Visual Smash Up from Parag K Mital on Vimeo.

What happens when you distort a video with a video? It’s what artist and coder Parag K Mital calls a “visual smash up,” which he says “takes existing content and mashes it up to create new content.”

Huh? Well, have a look above for an example with a live video feed – or below, combining Simpsons and Family Guy in unholy animated sitcom matrimony. But here, Parag explains what he’s doing to CDM:

The idea is like concatenative synthesis, but for video. So you have a database of some images/videos, and you use only this content to recreate any other target content. You can use it for painterly rendering, hallucinating (seriously), or even re-create styles reminiscent of analytic cubism, futurism, pointilism, or the abstract expressionists. My favorite bit is the keyboard…

http://pkmital.com/home/projects/visual-smash-up/

Earlier versions took other videos as sources, like the aforementioned cartoons:

Simpsons vs. Family Guy from Parag K Mital on Vimeo.

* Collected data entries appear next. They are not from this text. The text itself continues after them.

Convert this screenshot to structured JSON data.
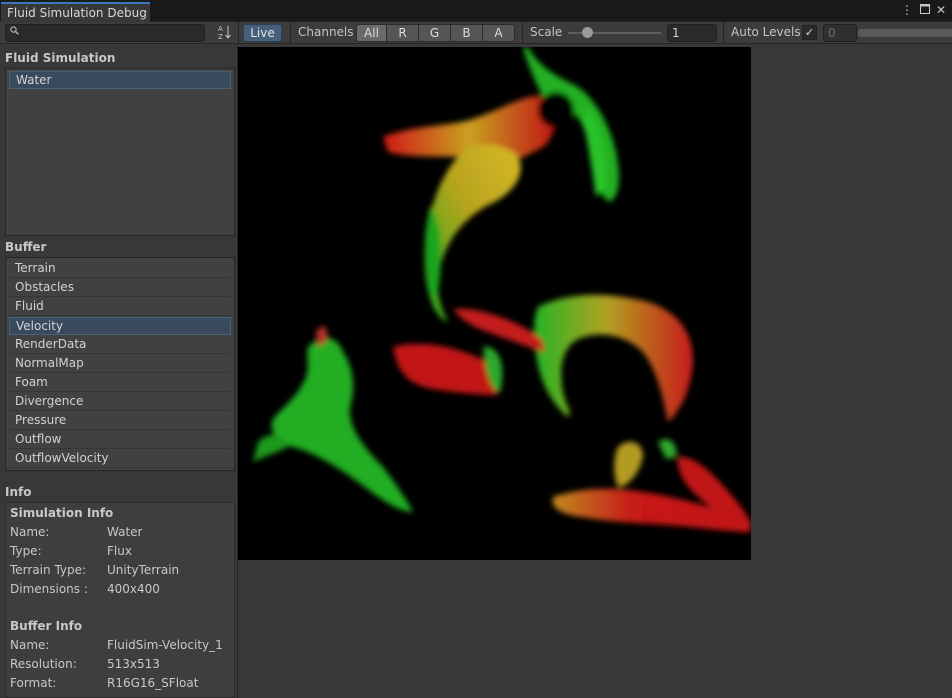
{
  "window": {
    "tab_title": "Fluid Simulation Debug",
    "menu_icon": "kebab-icon",
    "maximize_icon": "maximize-icon",
    "close_icon": "close-icon"
  },
  "toolbar": {
    "search": {
      "value": "",
      "placeholder": ""
    },
    "sort_label": "A↓Z",
    "live_label": "Live",
    "channels_label": "Channels",
    "channels": [
      "All",
      "R",
      "G",
      "B",
      "A"
    ],
    "channels_selected": "All",
    "scale_label": "Scale",
    "scale_value": "1",
    "scale_slider_fraction": 0.2,
    "auto_levels_label": "Auto Levels",
    "auto_levels_checked": true,
    "auto_levels_check_glyph": "✓",
    "levels_min": "0"
  },
  "fluid_simulation": {
    "title": "Fluid Simulation",
    "items": [
      "Water"
    ],
    "selected": "Water"
  },
  "buffer": {
    "title": "Buffer",
    "items": [
      "Terrain",
      "Obstacles",
      "Fluid",
      "Velocity",
      "RenderData",
      "NormalMap",
      "Foam",
      "Divergence",
      "Pressure",
      "Outflow",
      "OutflowVelocity"
    ],
    "selected": "Velocity"
  },
  "info": {
    "title": "Info",
    "simulation_info": {
      "title": "Simulation Info",
      "rows": [
        {
          "key": "Name:",
          "value": "Water"
        },
        {
          "key": "Type:",
          "value": "Flux"
        },
        {
          "key": "Terrain Type:",
          "value": "UnityTerrain"
        },
        {
          "key": "Dimensions :",
          "value": "400x400"
        }
      ]
    },
    "buffer_info": {
      "title": "Buffer Info",
      "rows": [
        {
          "key": "Name:",
          "value": "FluidSim-Velocity_1"
        },
        {
          "key": "Resolution:",
          "value": "513x513"
        },
        {
          "key": "Format:",
          "value": "R16G16_SFloat"
        }
      ]
    }
  },
  "colors": {
    "accent": "#3a79bb",
    "selection": "#3a4a5e",
    "live_button": "#46607c"
  }
}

This is a video resynthesis which first begins by learning a large database of objects by segmenting each frame of the intro to Family Guy and storing these into a large database. The resynthesis (shown on the right) of the intro to The Simpsons (shown on the left) is done by matching similar objects in this video to the ones in the database, creating a mosaicing only using material from Family Guy.
Create your own resynthesis [iTunes App Store]
Made with openFrameworks and OpenCV.

Or, earlier, the subject was YouTube itself, as he tells CDM:

There is also the YouTube Smash Up project, which takes the top 10 videos on YouTube and resynthesizes the top video using the remaining 9 videos. The aim is to end up in the top 10 and resynthesize itself. Though given how crazy it looks and sounds, that would never happen.

YouTube, smashed. Photo courtesy the artist.

pkmital.com/home/projects/youtube-smash-up/

I’m not sure that this is any less effective at keeping Carly Rae Jepsen from becoming a one-hit wonder than her new album. (Oh, burn! Thanks, folks, you’ve been a great audience.)

What’s great about this project is the way in which it alters reality – with the aid of video input.

The process is most interesting when you experience it, as the first video I mentioned shows someone putting goggles on and “entering” that hallucinated world. You wear these goggles and you enter a world that looks a lot like yours, but then not quite right, as well. The system will treat similar objects as the same, whereas you know how to disassociate them and say, that doesn’t look right! In the video you see the hand looks like the eye to the system, or the different letters look the same.

Okay, no driving automobiles, folks.